Daniela Aguiar Brito Santos, qualificada, através de advogado, ingressou com AÇÃO DE OBRIGAÇÃO DE FAZER COM PEDIDO DE ANTECIPAÇÃO DE TUTELA em face da CENTRAL NACIONAL UNIMED, igualmente identificada.
Aduziu, em síntese, ser beneficiária do plano de saúde da Ré e encontrar-se em situação de adimplência em relação as mensalidades contratuais.
Disse, no entanto, ser portadora de obesidade mórbida, com IMC de 35,8 Kg/m2 e 92 Kg, além de outras doenças associadas, e que, ao solicitar internamento em clínica especializada de obesidade, a Ré negou o tratamento, dizendo não haver previsão de cobertura contratual para tal.
Pugnou pela concessão dos benefícios da assistência judiciária gratuita, concessão da tutela antecipada e, no mérito, a confirmação dos efeitos da tutela antecipada, a declaração de nulidade da cláusula restritiva da cobertura ao tratamento de obesidade mórbida e, por fim, a condenação da Ré ao pagamento de indenização por danos morais, além da inversão do onus probandi, nos termos do artigo 6º, do CPC.
Juntou aos autos os documentos de Id nº 143794357/143796317.
Emenda à inicial e juntada de outros documentos, Id nº 160738773/160738781.
Citada, a Ré apresentou defesa e documentos (Id nº 177092416/177092414), dizendo, em suma, que o pedido da Autora não procede, diante da inexistência de cobertura contratual, aliado ao fato de que a clínica indicada não tem cunho de instituição médica, em razão de os serviços oferecidos serem distintos daqueles prestados em hospitais credenciados.

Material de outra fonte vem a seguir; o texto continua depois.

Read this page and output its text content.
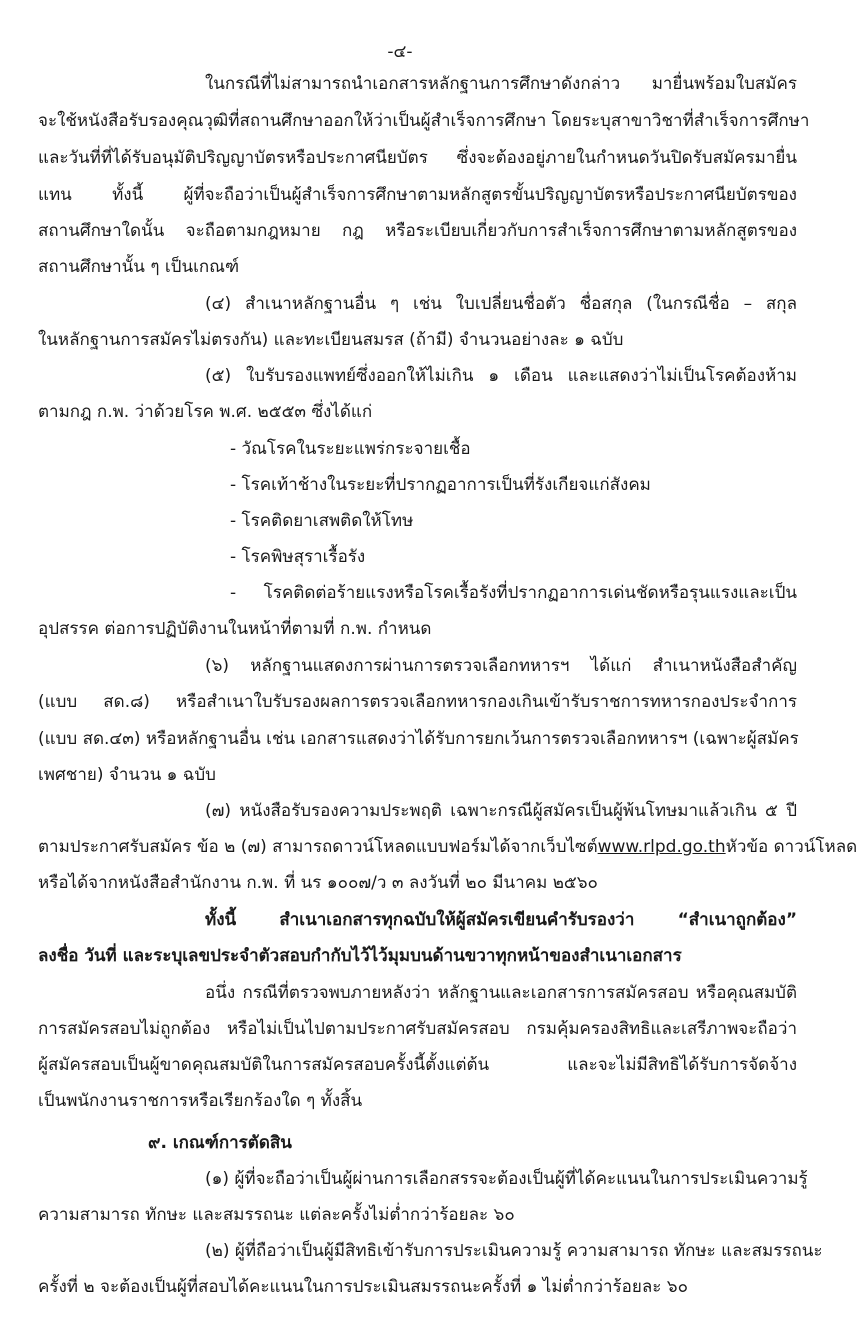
-๔-
ในกรณีที่ไม่สามารถนำเอกสารหลักฐานการศึกษาดังกล่าว มายื่นพร้อมใบสมัคร
จะใช้หนังสือรับรองคุณวุฒิที่สถานศึกษาออกให้ว่าเป็นผู้สำเร็จการศึกษา โดยระบุสาขาวิชาที่สำเร็จการศึกษา
และวันที่ที่ได้รับอนุมัติปริญญาบัตรหรือประกาศนียบัตร ซึ่งจะต้องอยู่ภายในกำหนดวันปิดรับสมัครมายื่น
แทน ทั้งนี้ ผู้ที่จะถือว่าเป็นผู้สำเร็จการศึกษาตามหลักสูตรขั้นปริญญาบัตรหรือประกาศนียบัตรของ
สถานศึกษาใดนั้น จะถือตามกฎหมาย กฎ หรือระเบียบเกี่ยวกับการสำเร็จการศึกษาตามหลักสูตรของ
สถานศึกษานั้น ๆ เป็นเกณฑ์
(๔) สำเนาหลักฐานอื่น ๆ เช่น ใบเปลี่ยนชื่อตัว ชื่อสกุล (ในกรณีชื่อ – สกุล
ในหลักฐานการสมัครไม่ตรงกัน) และทะเบียนสมรส (ถ้ามี) จำนวนอย่างละ ๑ ฉบับ
(๕) ใบรับรองแพทย์ซึ่งออกให้ไม่เกิน ๑ เดือน และแสดงว่าไม่เป็นโรคต้องห้าม
ตามกฎ ก.พ. ว่าด้วยโรค พ.ศ. ๒๕๕๓ ซึ่งได้แก่
- วัณโรคในระยะแพร่กระจายเชื้อ
- โรคเท้าช้างในระยะที่ปรากฏอาการเป็นที่รังเกียจแก่สังคม
- โรคติดยาเสพติดให้โทษ
- โรคพิษสุราเรื้อรัง
- โรคติดต่อร้ายแรงหรือโรคเรื้อรังที่ปรากฏอาการเด่นชัดหรือรุนแรงและเป็น
อุปสรรค ต่อการปฏิบัติงานในหน้าที่ตามที่ ก.พ. กำหนด
(๖) หลักฐานแสดงการผ่านการตรวจเลือกทหารฯ ได้แก่ สำเนาหนังสือสำคัญ
(แบบ สด.๘) หรือสำเนาใบรับรองผลการตรวจเลือกทหารกองเกินเข้ารับราชการทหารกองประจำการ
(แบบ สด.๔๓) หรือหลักฐานอื่น เช่น เอกสารแสดงว่าได้รับการยกเว้นการตรวจเลือกทหารฯ (เฉพาะผู้สมัคร
เพศชาย) จำนวน ๑ ฉบับ
(๗) หนังสือรับรองความประพฤติ เฉพาะกรณีผู้สมัครเป็นผู้พ้นโทษมาแล้วเกิน ๕ ปี
ตามประกาศรับสมัคร ข้อ ๒ (๗) สามารถดาวน์โหลดแบบฟอร์มได้จากเว็บไซต์ www.rlpd.go.th หัวข้อ ดาวน์โหลด
หรือได้จากหนังสือสำนักงาน ก.พ. ที่ นร ๑๐๐๗/ว ๓ ลงวันที่ ๒๐ มีนาคม ๒๕๖๐
ทั้งนี้ สำเนาเอกสารทุกฉบับให้ผู้สมัครเขียนคำรับรองว่า “สำเนาถูกต้อง”
ลงชื่อ วันที่ และระบุเลขประจำตัวสอบกำกับไว้ไว้มุมบนด้านขวาทุกหน้าของสำเนาเอกสาร
อนึ่ง กรณีที่ตรวจพบภายหลังว่า หลักฐานและเอกสารการสมัครสอบ หรือคุณสมบัติ
การสมัครสอบไม่ถูกต้อง หรือไม่เป็นไปตามประกาศรับสมัครสอบ กรมคุ้มครองสิทธิและเสรีภาพจะถือว่า
ผู้สมัครสอบเป็นผู้ขาดคุณสมบัติในการสมัครสอบครั้งนี้ตั้งแต่ต้น และจะไม่มีสิทธิได้รับการจัดจ้าง
เป็นพนักงานราชการหรือเรียกร้องใด ๆ ทั้งสิ้น
๙. เกณฑ์การตัดสิน
(๑) ผู้ที่จะถือว่าเป็นผู้ผ่านการเลือกสรรจะต้องเป็นผู้ที่ได้คะแนนในการประเมินความรู้
ความสามารถ ทักษะ และสมรรถนะ แต่ละครั้งไม่ต่ำกว่าร้อยละ ๖๐
(๒) ผู้ที่ถือว่าเป็นผู้มีสิทธิเข้ารับการประเมินความรู้ ความสามารถ ทักษะ และสมรรถนะ
ครั้งที่ ๒ จะต้องเป็นผู้ที่สอบได้คะแนนในการประเมินสมรรถนะครั้งที่ ๑ ไม่ต่ำกว่าร้อยละ ๖๐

Pugnou, assim, pela improcedência dos pedidos.
Relatados, decido.
O processo reclama julgamento antecipado, nos termos do art. 355, em razão de não haver necessidade de produção de provas.

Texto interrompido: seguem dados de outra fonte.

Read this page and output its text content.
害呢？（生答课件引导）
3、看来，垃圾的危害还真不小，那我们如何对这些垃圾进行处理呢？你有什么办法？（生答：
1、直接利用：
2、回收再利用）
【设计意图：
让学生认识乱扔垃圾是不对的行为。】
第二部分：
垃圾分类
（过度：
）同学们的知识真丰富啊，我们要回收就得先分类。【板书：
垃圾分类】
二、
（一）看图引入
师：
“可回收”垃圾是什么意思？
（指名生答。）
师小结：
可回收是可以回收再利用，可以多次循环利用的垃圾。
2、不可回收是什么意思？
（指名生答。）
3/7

A questão deve ser analisada à luz das disposições insertas no CDC, haja vista se tratar de típico contrato de adesão, celebrado de forma pré-concebida e imposta ao consumidor.

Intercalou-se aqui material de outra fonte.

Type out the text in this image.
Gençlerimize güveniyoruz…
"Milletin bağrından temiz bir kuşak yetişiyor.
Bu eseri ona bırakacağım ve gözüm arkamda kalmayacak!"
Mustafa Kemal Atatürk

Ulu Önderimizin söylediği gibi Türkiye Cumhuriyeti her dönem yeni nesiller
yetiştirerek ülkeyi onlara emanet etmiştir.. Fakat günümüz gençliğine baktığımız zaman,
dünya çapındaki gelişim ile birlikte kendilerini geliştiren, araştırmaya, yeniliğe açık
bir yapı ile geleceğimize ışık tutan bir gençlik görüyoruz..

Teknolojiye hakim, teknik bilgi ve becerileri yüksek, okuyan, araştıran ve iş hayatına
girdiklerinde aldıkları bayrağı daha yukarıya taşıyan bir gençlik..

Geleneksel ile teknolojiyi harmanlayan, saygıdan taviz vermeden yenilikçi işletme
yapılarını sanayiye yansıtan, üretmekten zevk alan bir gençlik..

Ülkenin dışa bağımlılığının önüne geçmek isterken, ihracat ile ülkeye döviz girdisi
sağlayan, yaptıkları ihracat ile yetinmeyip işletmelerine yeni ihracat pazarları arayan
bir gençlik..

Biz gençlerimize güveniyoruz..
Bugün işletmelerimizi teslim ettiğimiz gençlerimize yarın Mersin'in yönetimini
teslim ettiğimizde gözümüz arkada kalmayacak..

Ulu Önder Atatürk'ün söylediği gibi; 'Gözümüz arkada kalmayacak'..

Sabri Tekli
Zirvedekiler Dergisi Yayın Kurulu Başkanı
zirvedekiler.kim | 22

Com efeito, os relatórios médicos apresentados comprovam que a Autora padece de doença crônica, obesidade mórbida, com iminente risco de morte em decorrência de complicações cardiovasculares.
Dessa forma, o tratamento em questão propõe reverter a gravidade das patologias apresentadas, amenizar as co-morbidades, enfim, melhorar a saúde e a qualidade de vida da Autora.
Nesse sentido, o internamento foi prescrito por médico endocrinologista, especialista em metabologia, tendo o mesmo firmado o seu convencimento a partir dos exames clínicos apresentados.
A justificativa da Ré, por sua vez, não procede.
A negativa de autorização para a internação ocorreu sob o argumento de inexistência de cobertura contratual, dizendo, também, que a clínica proposta não é adequada para o tratamento de obesidade, além de não ser referendada pelo Plano.
Ora, o Conselho Federal de Medicina afirma que a obesidade mórbida é doença e que tal necessita de tratamento especializado.
Nesse sentido, afasta-se a idéia de que o internamento tem finalidade estética.
Também, a Clínica de Obesidade Ltda não é um SPA, e sim, um estabelecimento especializado no tratamento de diversos tipos de obesidade, devidamente registrada no Conselho Federal de Medicina e no CREMEB.
APELAÇAO CÍVEL.
AÇAO DE OBRIGAÇAO DE FAZER.
AUTORIZAÇAO PARA INTERNAMENTO EM CLÍNICA DE EMAGRECIMENTO, OU SPA.
PRESCRIÇAO MÉDICA.
ABUSIVIDADE DE CLÁUSULA QUE EXCLUI DA COBERTURA A POSSIBILIDADE DO TRATAMENTO EM SPA.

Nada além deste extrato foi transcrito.